Verurteilter Teilnehmer des Kapitolsturms arbeitet im Pentagon
Ein Mann, der wegen seiner Beteiligung am Sturm auf das US-Kapitol verurteilt wurde, ist inzwischen im US-Verteidigungsministerium beschäftigt und soll dort nach Medienberichten an hochsensiblen Themen mitarbeiten. Wie ein Sprecher des Ministeriums auf der Plattform X bestätigte, ist Elias Irizarry als politisch ernannter Mitarbeiter im Pentagon tätig. Zuvor hatte die Washington Post darüber berichtet. Sprecher Joel Valdez bezeichnete Irizarry als qualifizierten und patriotischen jungen Fachmann, auf dessen Tätigkeit man im Ministerium stolz sei.

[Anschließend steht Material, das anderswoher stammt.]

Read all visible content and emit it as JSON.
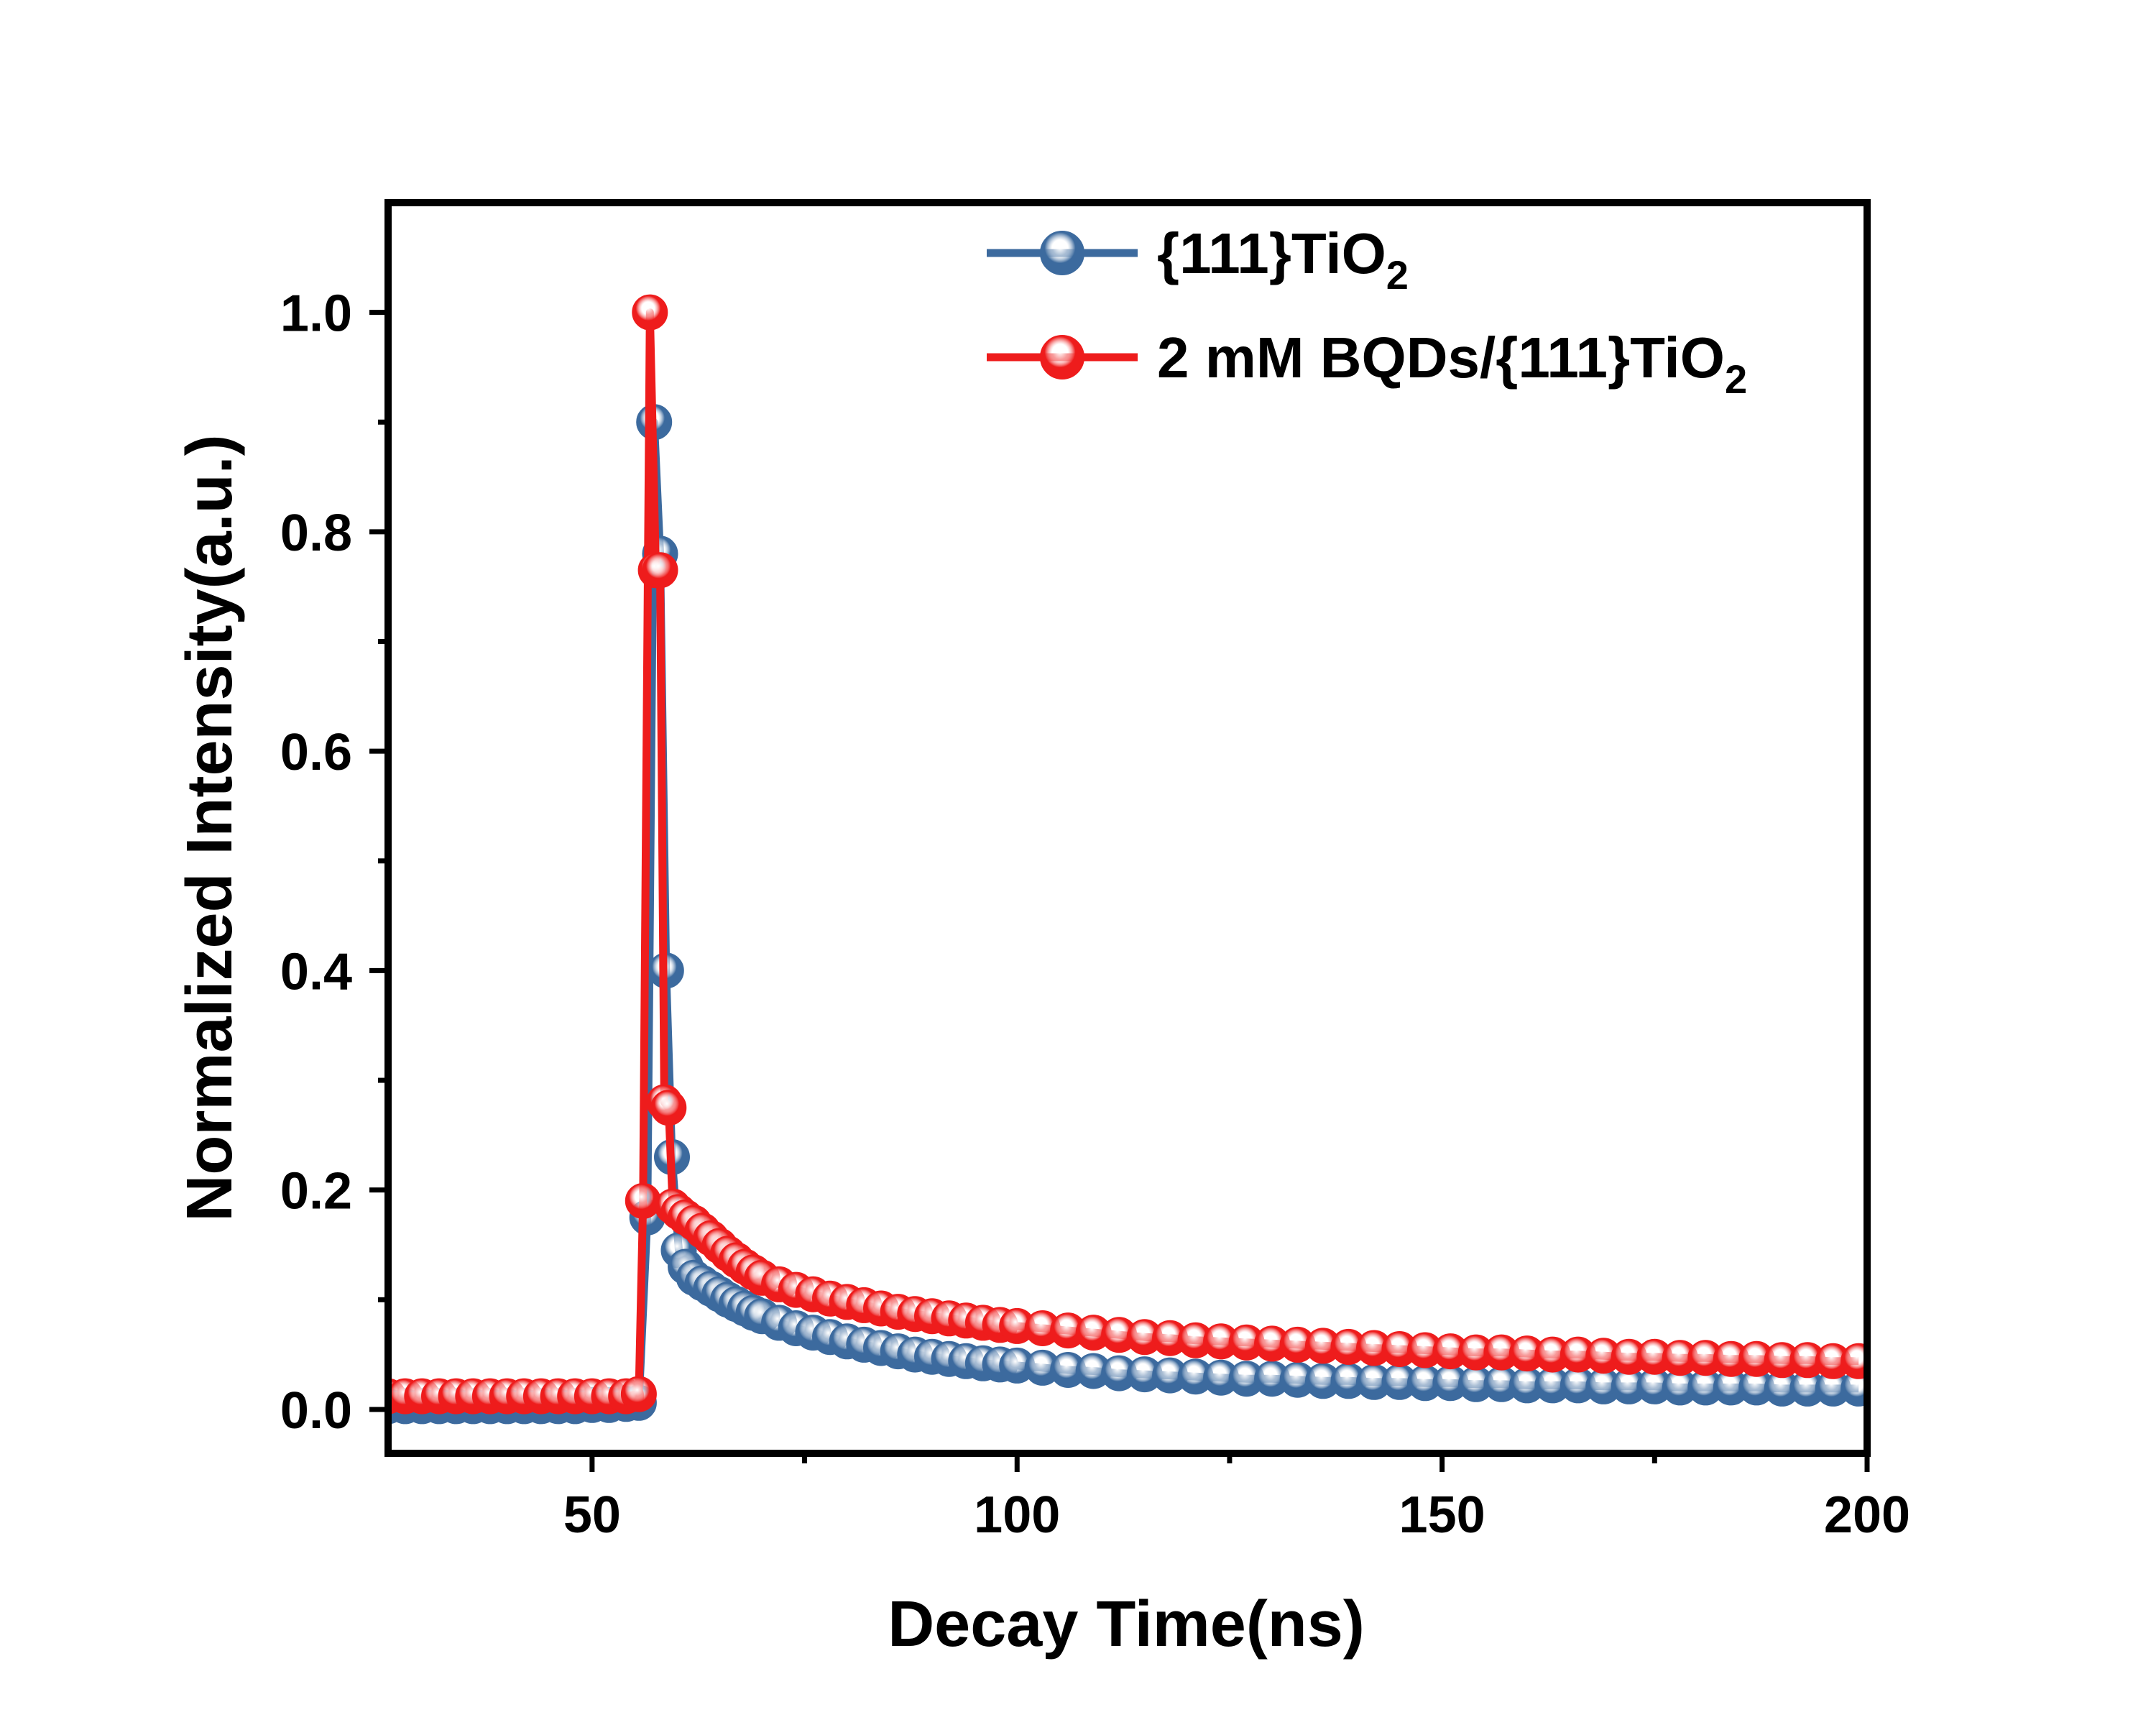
{
  "chart_data": {
    "type": "scatter",
    "xlabel": "Decay Time(ns)",
    "ylabel": "Normalized Intensity(a.u.)",
    "xlim": [
      26,
      200
    ],
    "ylim": [
      -0.04,
      1.1
    ],
    "xticks": [
      50,
      100,
      150,
      200
    ],
    "yticks": [
      0.0,
      0.2,
      0.4,
      0.6,
      0.8,
      1.0
    ],
    "legend_position": "top-right",
    "grid": false,
    "series": [
      {
        "name": "{111}TiO",
        "name_subscript": "2",
        "color": "#3C6A9E",
        "x": [
          26,
          28,
          30,
          32,
          34,
          36,
          38,
          40,
          42,
          44,
          46,
          48,
          50,
          52,
          54,
          55.5,
          56.5,
          57.3,
          58.0,
          58.7,
          59.4,
          60.2,
          61,
          62,
          63,
          64,
          65,
          66,
          67,
          68,
          69,
          70,
          72,
          74,
          76,
          78,
          80,
          82,
          84,
          86,
          88,
          90,
          92,
          94,
          96,
          98,
          100,
          103,
          106,
          109,
          112,
          115,
          118,
          121,
          124,
          127,
          130,
          133,
          136,
          139,
          142,
          145,
          148,
          151,
          154,
          157,
          160,
          163,
          166,
          169,
          172,
          175,
          178,
          181,
          184,
          187,
          190,
          193,
          196,
          199
        ],
        "y": [
          0.003,
          0.003,
          0.003,
          0.003,
          0.003,
          0.003,
          0.003,
          0.003,
          0.003,
          0.003,
          0.003,
          0.003,
          0.004,
          0.004,
          0.005,
          0.006,
          0.175,
          0.9,
          0.78,
          0.4,
          0.23,
          0.145,
          0.13,
          0.12,
          0.115,
          0.11,
          0.105,
          0.1,
          0.096,
          0.092,
          0.088,
          0.085,
          0.079,
          0.074,
          0.07,
          0.066,
          0.062,
          0.059,
          0.056,
          0.053,
          0.05,
          0.048,
          0.046,
          0.044,
          0.042,
          0.041,
          0.04,
          0.038,
          0.036,
          0.035,
          0.033,
          0.032,
          0.031,
          0.03,
          0.029,
          0.028,
          0.028,
          0.027,
          0.026,
          0.026,
          0.025,
          0.025,
          0.024,
          0.024,
          0.023,
          0.023,
          0.022,
          0.022,
          0.022,
          0.021,
          0.021,
          0.021,
          0.02,
          0.02,
          0.02,
          0.02,
          0.019,
          0.019,
          0.019,
          0.019
        ]
      },
      {
        "name": "2 mM BQDs/{111}TiO",
        "name_subscript": "2",
        "color": "#EE1C1C",
        "x": [
          26,
          28,
          30,
          32,
          34,
          36,
          38,
          40,
          42,
          44,
          46,
          48,
          50,
          52,
          54,
          55.5,
          56.0,
          56.8,
          57.5,
          58.0,
          58.5,
          59.0,
          59.5,
          60.2,
          61,
          62,
          63,
          64,
          65,
          66,
          67,
          68,
          69,
          70,
          72,
          74,
          76,
          78,
          80,
          82,
          84,
          86,
          88,
          90,
          92,
          94,
          96,
          98,
          100,
          103,
          106,
          109,
          112,
          115,
          118,
          121,
          124,
          127,
          130,
          133,
          136,
          139,
          142,
          145,
          148,
          151,
          154,
          157,
          160,
          163,
          166,
          169,
          172,
          175,
          178,
          181,
          184,
          187,
          190,
          193,
          196,
          199
        ],
        "y": [
          0.012,
          0.012,
          0.012,
          0.012,
          0.012,
          0.012,
          0.012,
          0.012,
          0.012,
          0.012,
          0.012,
          0.012,
          0.012,
          0.012,
          0.012,
          0.014,
          0.19,
          1.0,
          0.765,
          0.765,
          0.28,
          0.275,
          0.185,
          0.18,
          0.175,
          0.17,
          0.163,
          0.156,
          0.149,
          0.142,
          0.136,
          0.13,
          0.125,
          0.12,
          0.114,
          0.109,
          0.105,
          0.101,
          0.098,
          0.095,
          0.092,
          0.089,
          0.087,
          0.085,
          0.083,
          0.081,
          0.079,
          0.077,
          0.076,
          0.074,
          0.072,
          0.07,
          0.068,
          0.066,
          0.065,
          0.063,
          0.062,
          0.061,
          0.06,
          0.059,
          0.058,
          0.057,
          0.056,
          0.055,
          0.054,
          0.053,
          0.052,
          0.052,
          0.051,
          0.05,
          0.05,
          0.049,
          0.048,
          0.048,
          0.047,
          0.047,
          0.046,
          0.046,
          0.045,
          0.045,
          0.044,
          0.044
        ]
      }
    ]
  }
}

Unklar ist bislang, wer seine Berufung veranlasste. Solche politischen Stellen werden üblicherweise über das Büro des Verteidigungsministers vergeben, in manchen Fällen aber auch direkt vom Weißen Haus, wie die New York Times schrieb.

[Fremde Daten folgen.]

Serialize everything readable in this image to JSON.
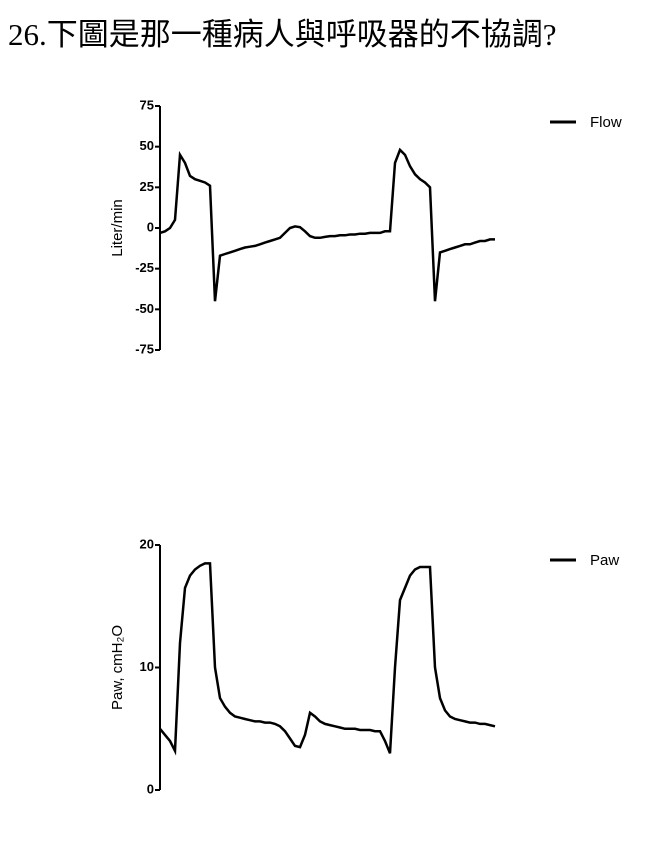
{
  "title": "26.下圖是那一種病人與呼吸器的不協調?",
  "chart_data": [
    {
      "type": "line",
      "y_label": "Liter/min",
      "ylim": [
        -75,
        75
      ],
      "yticks": [
        75,
        50,
        25,
        0,
        -25,
        -50,
        -75
      ],
      "series": [
        {
          "name": "Flow",
          "color": "#000000",
          "values": [
            -3,
            -2,
            0,
            5,
            45,
            40,
            32,
            30,
            29,
            28,
            26,
            -45,
            -17,
            -16,
            -15,
            -14,
            -13,
            -12,
            -11.5,
            -11,
            -10,
            -9,
            -8,
            -7,
            -6,
            -3,
            0,
            1,
            0.5,
            -2,
            -5,
            -6,
            -6,
            -5.5,
            -5,
            -5,
            -4.5,
            -4.5,
            -4,
            -4,
            -3.5,
            -3.5,
            -3,
            -3,
            -3,
            -2,
            -2,
            40,
            48,
            45,
            38,
            33,
            30,
            28,
            25,
            -45,
            -15,
            -14,
            -13,
            -12,
            -11,
            -10,
            -10,
            -9,
            -8,
            -8,
            -7,
            -7
          ]
        }
      ]
    },
    {
      "type": "line",
      "y_label": "Paw, cmH₂O",
      "ylim": [
        0,
        20
      ],
      "yticks": [
        20,
        10,
        0
      ],
      "series": [
        {
          "name": "Paw",
          "color": "#000000",
          "values": [
            5,
            4.5,
            4,
            3.2,
            12,
            16.5,
            17.5,
            18,
            18.3,
            18.5,
            18.5,
            10,
            7.5,
            6.8,
            6.3,
            6,
            5.9,
            5.8,
            5.7,
            5.6,
            5.6,
            5.5,
            5.5,
            5.4,
            5.2,
            4.8,
            4.2,
            3.6,
            3.5,
            4.5,
            6.3,
            6,
            5.6,
            5.4,
            5.3,
            5.2,
            5.1,
            5,
            5,
            5,
            4.9,
            4.9,
            4.9,
            4.8,
            4.8,
            4,
            3,
            10,
            15.5,
            16.5,
            17.5,
            18,
            18.2,
            18.2,
            18.2,
            10,
            7.5,
            6.5,
            6,
            5.8,
            5.7,
            5.6,
            5.5,
            5.5,
            5.4,
            5.4,
            5.3,
            5.2
          ]
        }
      ]
    }
  ]
}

Nach Angaben der Washington Post und weiterer US-Medien arbeitet Irizarry bereits seit dem vergangenen Jahr in einer Einheit, die sich mit besonders heiklen Bereichen wie irregulärer Kriegsführung und Terrorismusbekämpfung befasst. Für sämtliche Positionen dort sei eine sehr hohe Sicherheitsfreigabe erforderlich. Intern werde laut Bericht auch die Frage gestellt, wie jemand mit einer Verbindung zu dem Angriff auf die amerikanische Demokratie Zugang zu einer derart sensiblen Funktion erhalten konnte.
Beteiligung am Sturm auf das Kapitol
Am 6. Januar 2021 drangen Anhänger des damals abgewählten Präsidenten Donald Trump in das Kapitol in Washington ein. Dort sollte der Kongress den Wahlsieg von Joe Biden formell bestätigen. Zu den Eindringlingen gehörte auch Irizarry, damals Kadett an einer Militärakademie. Er gelangte durch ein eingeschlagenes Fenster ins Gebäude. Videoaufnahmen zeigten den damals 19-Jährigen mit einer Metallstange, allerdings soll er damit niemanden verletzt haben.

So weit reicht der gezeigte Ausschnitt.